Und seine Empörung wuchs. Die Empörung über den Umgang des Menschen mit den Tieren und über das Schweigen der Theologie. Die habe im 17. Jahrhundert – in einer Zeit, als die Natur noch bedrohlich erschien – irgendwann den falschen Weg eingeschlagen und das mechanistische Naturbild eines Descartes oder Bacon akzeptiert. Descartes, zur Erinnerung, war es, der den Organismus als eine Art hydraulische Maschine beschrieb.
So geschah es, dass die Bibel-Anweisung auf so grausige Art missinterpretiert wurde. Aus dem Appell zur väterlichen Verantwortung gegenüber der Natur wurde ein Freibrief zur Herrschaft über sie. Die Folge: „Wir stehen mitten in einer ökologischen Katastrophe.” Hagencords These: „Hätten die Kirchen statt dessen in den vergangenen 300 Jahren die Wertschätzung der Natur gepredigt, wäre die Welt heute eine bessere.”
Daher das Institut für Theologische Zoologie. Hagencord spricht von der Notwendigkeit einer neuen „Schöpfungsspiritualität”. Das habe nichts mit Esoterik oder biblischem Fundamentalismus zu tun, sein Institut suche den Dialog mit den Naturwissenschaften. Es geht ihm um eine „neue Betonung der Würde des Tieres” mit allen politischen und ethischen Implikationen und damit auch um eine Erweiterung der theologischen Wissenschaft. Er bietet dazu Seminare an, trägt seine Lehre in die kirchlichen Bildungshäuser, erstellt Material für den Schulunterricht. „Mich erschreckt, dass Kinder in der virtuellen Welt zuhause sind, doch eine Amsel nicht von einer Meise unterscheiden können.”

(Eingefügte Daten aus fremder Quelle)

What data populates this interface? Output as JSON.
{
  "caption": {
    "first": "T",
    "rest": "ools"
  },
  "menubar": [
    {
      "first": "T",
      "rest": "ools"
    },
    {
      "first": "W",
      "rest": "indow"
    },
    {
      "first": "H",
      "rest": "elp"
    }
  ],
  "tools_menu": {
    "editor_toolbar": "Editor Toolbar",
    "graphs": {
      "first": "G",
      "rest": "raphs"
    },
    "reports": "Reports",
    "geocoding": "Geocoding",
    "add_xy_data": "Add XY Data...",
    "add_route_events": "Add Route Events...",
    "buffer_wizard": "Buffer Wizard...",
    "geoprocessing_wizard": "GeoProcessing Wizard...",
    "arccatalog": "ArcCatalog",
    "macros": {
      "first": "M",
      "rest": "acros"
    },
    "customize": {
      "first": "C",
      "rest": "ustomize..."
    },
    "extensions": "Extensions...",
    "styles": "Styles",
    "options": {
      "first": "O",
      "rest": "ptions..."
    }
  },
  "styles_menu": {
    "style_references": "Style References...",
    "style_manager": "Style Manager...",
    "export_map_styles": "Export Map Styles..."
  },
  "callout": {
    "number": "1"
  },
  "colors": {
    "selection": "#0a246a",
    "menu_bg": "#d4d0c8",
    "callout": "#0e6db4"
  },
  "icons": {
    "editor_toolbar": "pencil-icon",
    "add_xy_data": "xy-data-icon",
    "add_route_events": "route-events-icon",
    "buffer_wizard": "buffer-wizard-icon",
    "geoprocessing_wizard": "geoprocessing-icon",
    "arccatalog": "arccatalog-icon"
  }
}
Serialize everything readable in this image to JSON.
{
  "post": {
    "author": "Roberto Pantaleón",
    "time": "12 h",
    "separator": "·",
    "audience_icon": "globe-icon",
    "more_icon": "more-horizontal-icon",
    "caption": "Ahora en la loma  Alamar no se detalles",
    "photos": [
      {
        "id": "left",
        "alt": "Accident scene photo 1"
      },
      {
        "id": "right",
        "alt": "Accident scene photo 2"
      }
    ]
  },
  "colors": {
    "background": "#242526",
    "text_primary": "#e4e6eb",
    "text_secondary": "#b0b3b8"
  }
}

Aasgeier, Adler und Ameise. Schaf, Spinne und Storch. Schließlich Ziege und Zicklein – lang ist die Reihe des Getiers von A bis Z das da kreucht und fleucht in der Bibel. Die meisten Tiere tauchen indes in den Listen der jüdischen Speisegesetze auf. Man hätte Hagencord denn auch falsch verstanden, würde man ihn für einen dogmatischen Vegetarier halten. „Auch Jesus war Fleischesser, Franz von Assisi ebenfalls”, sagt er. Entscheidend sei, wie der Mensch mit dem Tier umgehe. „Es ist eine Frage von Respekt und Ehrfurcht vor dem Leben.” Was hätten die Christen für eine Macht, überlegt er, wenn sie ab morgen nur noch Biofleisch kaufen würden.